Why is that people always get to use the best titles before I get there? (And why do I get so side-tracked when I am trying to write blogs more regularly?)
I had thought about rushing to print with a piece called “Eye Spy” when the revelations made public by Mr Snowden hit the public domain. A man who clearly broke the law, but whose views of ethics and morality seemed to hit a chord with the global public, leading to much justification being put forward in support of his actions. Nevertheless, no matter how much courage the man has in speaking out, I was always taught that you were not entitled to take the law into your own hands. But like so many things, does even that get justified by an “… unless…”?
Clearly snooping on the affairs of others when it is unjustified is – even in our new world of transparency – a disgusting habit. And to try and justify it by rather petulantly saying “Well, everyone else does it” does not actually impress me much. I was also always taught, “two wrongs don’t make a right”.
No wonder America is, or was, called the land of the free. It is free to criticize everyone else. It is free to allow its citizens to run around schools armed to the teeth and kill young children. It is free to say, “we are the arbiters of good taste, and good governance”, and we have the best rules that must be followed by everyone else because we have got it right, and if you don’t follow us then you have got it wrong! And we will punish you, without recourse, but don’t think about calling us to account in return.
Apropos the “land of the free”, I came across an article in The Washington Post from January 2012 that provided in somewhat less emotive terms “Ten reasons the US is no longer the land of the free”. So, I thought, perhaps the comments I have made from time to time in these Blogs that have been critical of the USA that led some readers to believe I was anti-American (conveniently ignoring the fact I am critical of lots of places, if I find something to be critical about), were maybe hitting a raw nerve or two.
Nevertheless I was a little surprised during a discussion I was having with an American friend a couple of weeks back, when he suggested America was behaving just like an Empire of old. And if I accepted that as a theory, then I should note that its “power” was coming to an end. Soon. Caused by the emergence of new economies geographically, some high-handed behaviour domestically, and a growingly vociferous lack of acceptance by many countries – by US allies even - that the USA had the monoply of getting it right. And the power of the US economy, evident particularly since the end of the 2nd World War, was in terminal decline.
Personally I had never thought in terms of the “American Empire” – so I started to look it up and found that many others apparently had thought of it! Stick phrases like “The end of the American Empire” into your favourite search engine and the number of people who have already come to this conclusion may overwhelm you. And there was me, in my total naivety, not even knowing they were one.
So where to now for the American Empire? If history is anything to go by, nowhere that great really.
The British at one time managed to have a huge Empire, which basically denuded many countries of their natural resources and their wealth, leaving nothing much behind by way of “compensation”. Great administrators the British, but look at the old colonies of Africa and how they are managed today – and how poor they are.

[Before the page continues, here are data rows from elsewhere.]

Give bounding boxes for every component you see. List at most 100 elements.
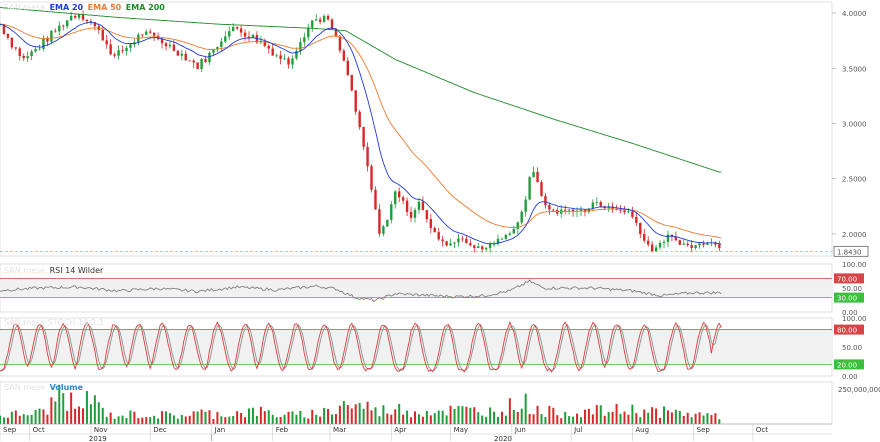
volume-bar — [493, 411, 496, 424]
month-label: Sep — [3, 426, 17, 434]
candle-body — [81, 14, 85, 20]
candle-body — [212, 49, 215, 53]
volume-title: Volume — [49, 383, 84, 392]
candle-body — [22, 55, 25, 59]
candle-body — [26, 56, 29, 59]
volume-bar — [141, 417, 144, 424]
volume-bar — [414, 411, 416, 424]
candle-body — [14, 47, 18, 49]
volume-bar — [714, 413, 717, 424]
candle-body — [548, 205, 551, 210]
candle-body — [251, 34, 255, 38]
candle-body — [666, 234, 670, 242]
volume-bar — [192, 411, 195, 424]
candle-body — [496, 238, 500, 244]
stoch-band-tag-label: 80.00 — [837, 327, 857, 335]
candle-body — [224, 36, 227, 42]
price-watermark: SAN.mese — [4, 3, 46, 12]
month-label: Jan — [213, 426, 225, 434]
stoch-watermark: SAN.mese STOCH 14,3,3 — [4, 318, 104, 327]
candle-body — [73, 15, 77, 18]
stoch-band-fill — [0, 329, 832, 365]
year-label: 2019 — [89, 435, 107, 442]
volume-bar — [417, 414, 420, 424]
candle-body — [425, 210, 429, 220]
volume-bar — [125, 417, 128, 424]
volume-bar — [406, 410, 409, 424]
x-axis: Sep Oct Nov Dec Jan Feb Mar Apr May Jun Jul Aug Sep O… — [0, 423, 832, 442]
volume-bar — [346, 405, 349, 424]
volume-bar — [706, 413, 709, 424]
candle-body — [109, 44, 112, 55]
candle-body — [382, 226, 385, 234]
candle-body — [200, 59, 203, 69]
candle-body — [164, 43, 168, 47]
volume-bar — [398, 403, 401, 424]
candle-body — [125, 47, 128, 52]
candle-body — [457, 238, 460, 243]
candle-body — [627, 211, 630, 213]
rsi-band-fill — [0, 278, 832, 298]
volume-bar — [718, 419, 721, 424]
stoch-band-tag-label: 20.00 — [837, 361, 857, 369]
volume-bar — [469, 407, 472, 424]
volume-bar — [433, 413, 436, 424]
volume-bar — [208, 410, 211, 424]
volume-bar — [109, 412, 112, 424]
volume-bar — [508, 398, 511, 424]
candle-body — [291, 58, 294, 65]
month-label: Oct — [33, 426, 45, 434]
candle-body — [453, 242, 456, 244]
month-label: Mar — [333, 426, 346, 434]
candle-body — [405, 200, 409, 212]
candle-body — [449, 243, 452, 246]
candle-body — [635, 216, 638, 223]
month-label: Sep — [697, 426, 711, 434]
volume-bar — [137, 418, 140, 424]
volume-bar — [698, 412, 701, 424]
candle-body — [184, 53, 187, 61]
volume-bar — [153, 415, 156, 424]
volume-bar — [319, 416, 322, 424]
volume-legend: SAN.mese Volume — [4, 383, 83, 392]
candle-body — [267, 45, 270, 49]
candle-body — [413, 209, 417, 218]
volume-bar — [303, 417, 306, 424]
volume-bar — [287, 411, 290, 424]
rsi-watermark: SAN.mese — [4, 266, 46, 275]
volume-bar — [271, 414, 274, 424]
candle-body — [670, 234, 674, 237]
volume-bar — [410, 417, 413, 424]
volume-bar — [635, 413, 638, 424]
volume-bar — [394, 409, 397, 424]
candle-body — [176, 50, 180, 56]
candle-body — [299, 42, 302, 51]
ema200-line — [0, 7, 722, 173]
volume-bar — [465, 406, 468, 424]
candle-body — [465, 238, 468, 244]
volume-bar — [338, 405, 341, 424]
candle-body — [172, 44, 176, 51]
candle-body — [643, 233, 646, 241]
candle-body — [591, 202, 595, 209]
volume-bar — [500, 411, 503, 424]
volume-bar — [62, 393, 65, 424]
candle-body — [397, 191, 401, 198]
volume-bar — [18, 415, 21, 424]
volume-bar — [544, 417, 547, 424]
volume-bar — [133, 411, 136, 424]
candle-body — [378, 209, 381, 234]
candle-body — [10, 37, 14, 48]
volume-bar — [690, 417, 693, 424]
rsi-ytick-label: 0.00 — [842, 309, 858, 317]
candle-body — [318, 19, 322, 22]
stoch-legend: SAN.mese STOCH 14,3,3 — [4, 318, 103, 327]
volume-bar — [623, 411, 626, 424]
candle-body — [113, 54, 116, 56]
candle-body — [390, 204, 393, 220]
rsi-line — [0, 279, 722, 302]
candle-body — [204, 59, 207, 63]
candle-body — [631, 211, 634, 217]
candle-body — [50, 30, 53, 42]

Other Europeans, for example the Dutch and the Spaniards, had bits and pieces of Empires, and the Portuguese had the odd colony.
Step further back in time to the Ottoman and Athenian Empires and that most original of the “Classical” Empires - the Romans, from whom the word Empire (imperium) originated. Where are they now? Shadows of their former selves.
Some believe that as we move forward we are in for an “Asian Empire” – and perhaps we are. Note, not necessarily a Chinese Empire, but an Asian one; a more likely scenario, in my opinion, than an African or Latin American one. Maybe an economic empire, which has probably been the overiding hallmark of the American Empire – although Korea, Vietnam, the Cold War, Iraq, Afghanistan and a few others cannot be ignored.
Or perhaps we are missing something here that is much more fundamental. If we go back to the 15th century BC (or the more PC BCE) and the then New Kingdom of Ancient Egypt, ruled by Thutmose III, was huge, and 12 centuries later you had the Assyrian Empire (located in what is now Northern Iraq), followed by the Median and Achaemenid Empires (both Persian). Don’t they say history repeats itself?
So that’s what the Arab Spring is all about! Now we know.